Mahasiswa yang merasa memiliki kehendak menentukan masa depannya—berupa tempat kerja, nominal gaji, hingga kedudukannya—serupa dengan automaton. Padahal, nyatanya, mahasiswa telah terbenam dalam khayal tentang kejayaan individualitas yang memang produk perguruan tinggi dengan ideologi pasarnya.

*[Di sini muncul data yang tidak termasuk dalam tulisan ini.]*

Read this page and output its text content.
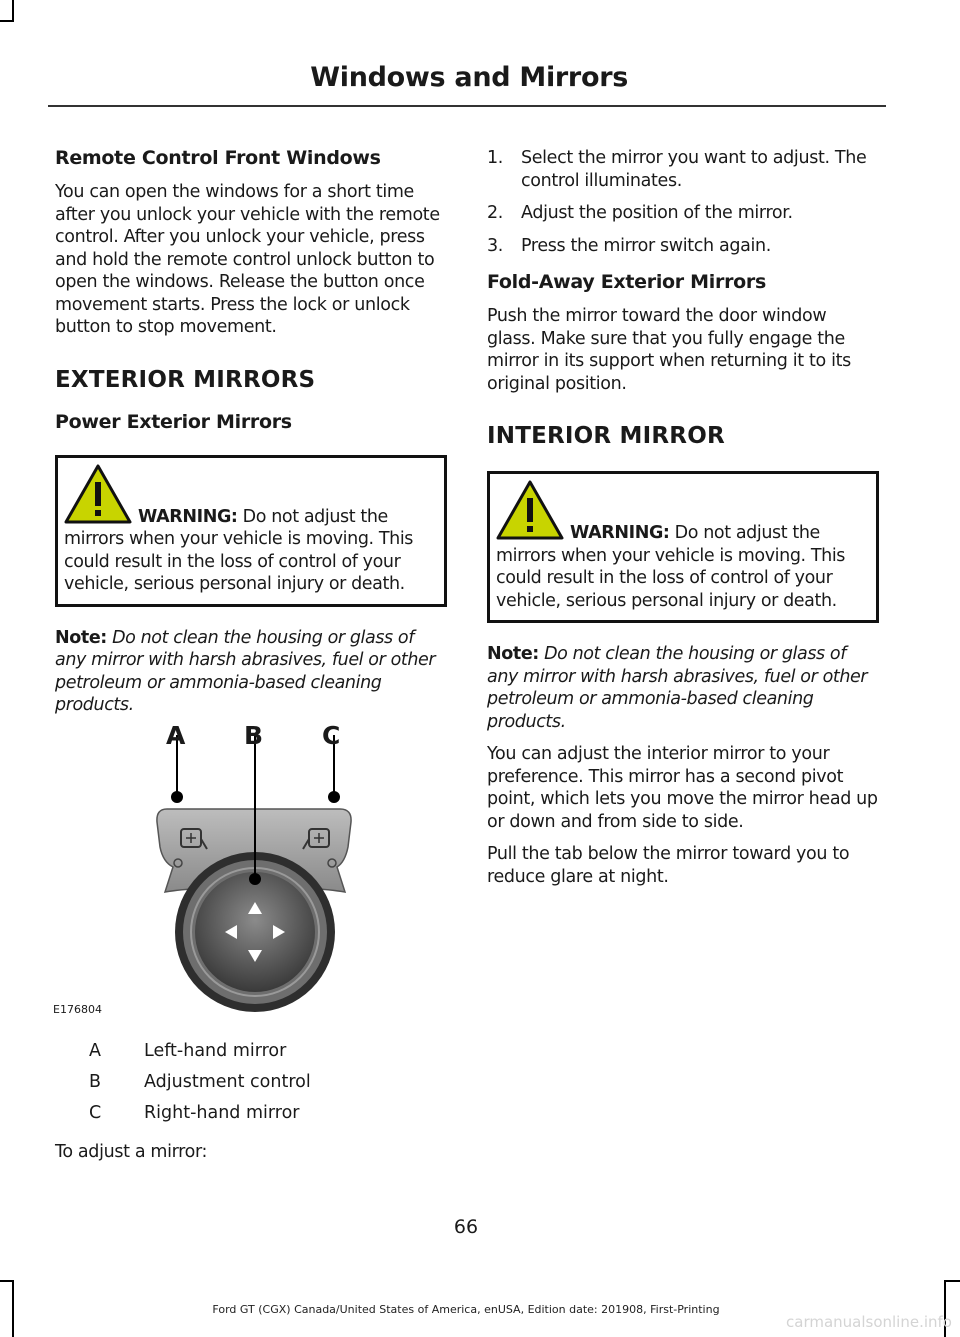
Windows and Mirrors
Remote Control Front Windows

You can open the windows for a short time after you unlock your vehicle with the remote control. After you unlock your vehicle, press and hold the remote control unlock button to open the windows. Release the button once movement starts. Press the lock or unlock button to stop movement.

EXTERIOR MIRRORS
Power Exterior Mirrors
WARNING: Do not adjust the mirrors when your vehicle is moving. This could result in the loss of control of your vehicle, serious personal injury or death.
Note: Do not clean the housing or glass of any mirror with harsh abrasives, fuel or other petroleum or ammonia-based cleaning products.
A B C
E176804
A	Left-hand mirror
B	Adjustment control
C	Right-hand mirror

To adjust a mirror:

1.	Select the mirror you want to adjust. The control illuminates.
2.	Adjust the position of the mirror.
3.	Press the mirror switch again.
Fold-Away Exterior Mirrors

Push the mirror toward the door window glass. Make sure that you fully engage the mirror in its support when returning it to its original position.

INTERIOR MIRROR
WARNING: Do not adjust the mirrors when your vehicle is moving. This could result in the loss of control of your vehicle, serious personal injury or death.
Note: Do not clean the housing or glass of any mirror with harsh abrasives, fuel or other petroleum or ammonia-based cleaning products.

You can adjust the interior mirror to your preference. This mirror has a second pivot point, which lets you move the mirror head up or down and from side to side.

Pull the tab below the mirror toward you to reduce glare at night.

66
Ford GT (CGX) Canada/United States of America, enUSA, Edition date: 201908, First-Printing
carmanualsonline.info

Akhirnya, mahasiswa telah kehilangan hakikatnya sebagai manusia yang memiliki pikiran sendiri, mampu berdikari, dan menetapkan batas individualitas dirinya sendiri. Kalau kondisi ini terus berlanjut, maka perguruan tinggi tidak beda dengan pabrik yang memproduksi manusia. Kemudian, negara ini akan kehilangan banyak anak muda dengan pikiran emasnya.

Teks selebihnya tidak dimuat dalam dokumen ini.